Daneben wird in den Gnomoni ein weiteres wichtiges Thema, mit welchem sich Varisco seit Anbeginn ihrer künstlerischen Karriere vielfältig befasst, sichtbar: ihr Interesse für Raum und, später daraus abgeleitet, für ganze Raumenvironments. Varisco agiert hierbei nie mit geschlossenen, den Raum besetzenden Volumen. Vielmehr gewinnt sie diesen dadurch, dass sie Flächen ein- oder ausschneidet, faltet oder ihn mit offenen Rahmenformen umfasst und formt. Letzteres etwa wird sichtbar in den späteren Spazi potenziali, der ReiheFraktur oder den rezenten Quadri comunicanti.

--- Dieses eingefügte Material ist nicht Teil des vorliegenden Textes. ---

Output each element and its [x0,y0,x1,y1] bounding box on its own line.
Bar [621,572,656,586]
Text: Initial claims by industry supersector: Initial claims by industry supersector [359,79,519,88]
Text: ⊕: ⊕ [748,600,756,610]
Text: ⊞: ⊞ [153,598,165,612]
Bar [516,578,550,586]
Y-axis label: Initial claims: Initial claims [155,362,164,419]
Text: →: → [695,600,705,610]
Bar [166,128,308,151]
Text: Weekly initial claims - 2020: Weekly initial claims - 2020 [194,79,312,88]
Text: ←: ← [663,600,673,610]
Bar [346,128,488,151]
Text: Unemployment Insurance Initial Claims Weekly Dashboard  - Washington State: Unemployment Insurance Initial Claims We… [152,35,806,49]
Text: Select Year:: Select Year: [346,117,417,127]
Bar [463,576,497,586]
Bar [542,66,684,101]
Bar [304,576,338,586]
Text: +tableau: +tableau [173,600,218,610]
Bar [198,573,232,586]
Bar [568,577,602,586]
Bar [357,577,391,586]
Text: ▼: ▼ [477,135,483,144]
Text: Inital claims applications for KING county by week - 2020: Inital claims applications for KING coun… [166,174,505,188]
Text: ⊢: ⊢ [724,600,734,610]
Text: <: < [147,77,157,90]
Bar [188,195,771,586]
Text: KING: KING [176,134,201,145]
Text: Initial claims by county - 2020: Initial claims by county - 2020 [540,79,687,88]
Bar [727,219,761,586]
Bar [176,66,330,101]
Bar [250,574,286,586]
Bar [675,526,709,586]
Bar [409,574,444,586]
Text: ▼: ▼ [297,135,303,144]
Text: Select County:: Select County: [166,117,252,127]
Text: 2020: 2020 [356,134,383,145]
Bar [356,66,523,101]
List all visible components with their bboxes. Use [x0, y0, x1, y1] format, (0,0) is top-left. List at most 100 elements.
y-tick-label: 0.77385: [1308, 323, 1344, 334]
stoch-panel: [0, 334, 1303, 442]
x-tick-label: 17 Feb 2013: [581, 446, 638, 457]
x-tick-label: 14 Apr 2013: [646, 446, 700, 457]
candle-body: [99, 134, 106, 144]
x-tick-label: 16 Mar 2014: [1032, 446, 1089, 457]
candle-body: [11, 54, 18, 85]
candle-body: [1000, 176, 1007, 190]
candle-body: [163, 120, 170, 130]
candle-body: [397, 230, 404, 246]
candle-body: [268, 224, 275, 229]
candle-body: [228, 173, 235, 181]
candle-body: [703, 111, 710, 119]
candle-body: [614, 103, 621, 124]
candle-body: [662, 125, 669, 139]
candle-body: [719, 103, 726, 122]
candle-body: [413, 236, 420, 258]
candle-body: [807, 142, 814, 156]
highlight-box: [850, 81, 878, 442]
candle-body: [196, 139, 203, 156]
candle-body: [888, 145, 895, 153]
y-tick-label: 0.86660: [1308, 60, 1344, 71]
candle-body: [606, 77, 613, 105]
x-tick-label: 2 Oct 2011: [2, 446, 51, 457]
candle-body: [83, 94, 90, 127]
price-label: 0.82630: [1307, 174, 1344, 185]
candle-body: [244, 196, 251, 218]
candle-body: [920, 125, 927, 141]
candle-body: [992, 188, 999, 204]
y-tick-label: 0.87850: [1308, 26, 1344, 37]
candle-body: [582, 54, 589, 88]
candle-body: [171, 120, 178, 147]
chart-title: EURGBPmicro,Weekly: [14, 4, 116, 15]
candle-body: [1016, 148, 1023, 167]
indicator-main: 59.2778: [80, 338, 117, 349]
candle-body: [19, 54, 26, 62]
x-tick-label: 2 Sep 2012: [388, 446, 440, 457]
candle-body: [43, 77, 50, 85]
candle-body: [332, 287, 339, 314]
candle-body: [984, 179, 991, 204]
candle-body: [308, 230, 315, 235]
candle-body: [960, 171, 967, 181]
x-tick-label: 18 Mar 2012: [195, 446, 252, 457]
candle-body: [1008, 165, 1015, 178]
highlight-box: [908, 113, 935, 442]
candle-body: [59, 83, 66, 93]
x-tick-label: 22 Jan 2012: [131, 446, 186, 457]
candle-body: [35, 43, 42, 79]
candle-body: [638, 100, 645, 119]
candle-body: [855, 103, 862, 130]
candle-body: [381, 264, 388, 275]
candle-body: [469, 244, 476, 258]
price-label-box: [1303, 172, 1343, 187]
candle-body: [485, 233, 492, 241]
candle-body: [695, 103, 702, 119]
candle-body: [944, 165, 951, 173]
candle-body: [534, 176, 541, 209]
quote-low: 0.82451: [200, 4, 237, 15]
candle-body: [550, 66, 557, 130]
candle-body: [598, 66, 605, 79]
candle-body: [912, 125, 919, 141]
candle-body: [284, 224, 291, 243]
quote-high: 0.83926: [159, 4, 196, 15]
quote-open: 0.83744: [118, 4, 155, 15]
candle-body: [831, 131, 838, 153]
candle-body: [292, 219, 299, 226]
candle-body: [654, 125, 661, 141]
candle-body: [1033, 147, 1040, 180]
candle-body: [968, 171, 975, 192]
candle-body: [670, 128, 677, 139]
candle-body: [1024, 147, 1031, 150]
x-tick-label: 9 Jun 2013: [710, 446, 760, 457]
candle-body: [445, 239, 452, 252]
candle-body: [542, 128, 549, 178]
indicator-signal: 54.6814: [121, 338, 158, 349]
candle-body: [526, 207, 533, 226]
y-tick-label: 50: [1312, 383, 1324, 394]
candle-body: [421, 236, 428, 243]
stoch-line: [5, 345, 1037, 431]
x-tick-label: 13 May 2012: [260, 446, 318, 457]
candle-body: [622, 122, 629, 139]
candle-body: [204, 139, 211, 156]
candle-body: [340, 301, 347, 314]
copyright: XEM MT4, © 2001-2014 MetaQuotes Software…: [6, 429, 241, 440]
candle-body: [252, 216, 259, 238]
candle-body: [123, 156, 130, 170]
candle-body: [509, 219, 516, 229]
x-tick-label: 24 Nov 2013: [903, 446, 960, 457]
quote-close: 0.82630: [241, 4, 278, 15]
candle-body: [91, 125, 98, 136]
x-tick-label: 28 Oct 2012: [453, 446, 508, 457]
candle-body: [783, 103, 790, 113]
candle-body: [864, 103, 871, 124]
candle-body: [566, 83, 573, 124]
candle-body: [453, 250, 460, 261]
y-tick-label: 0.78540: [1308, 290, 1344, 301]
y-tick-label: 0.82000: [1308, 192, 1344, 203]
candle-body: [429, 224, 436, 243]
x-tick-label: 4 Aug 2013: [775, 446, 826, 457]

Es verwundert nicht, dass ausgerechnet Lucio Fontana, der mit seinen wagemutigen Leinwandperforationen ebenfalls das herkömmliche Bild in die dritte Dimension erweiterte, im Jahr 1960 der erste Käufer eines Objektes von Varisco war.

 

Die Künstlerin selbst hat dem retrospektiven Teil dieser Ausstellung „Se…“(dt..: „Wenn…”) als Titel vorangestellt. Tatsächlich eröffnet „se“ ein Feld der Möglichkeiten. Nichts ist absolut, alles ist relativ; nichts ist fix, alles in Veränderung; nichts ist sicher, alles steht in Frage. „I am „se“ erklärt Varisco hierzu, denn sie zweifle stets an allem, weshalb sie immer mit Gegensätzen arbeite. Konstant bliebe nur eines: „I am sure just of my doubts…“ Selten führte der Zweifel zu derart überzeugenden Resultaten.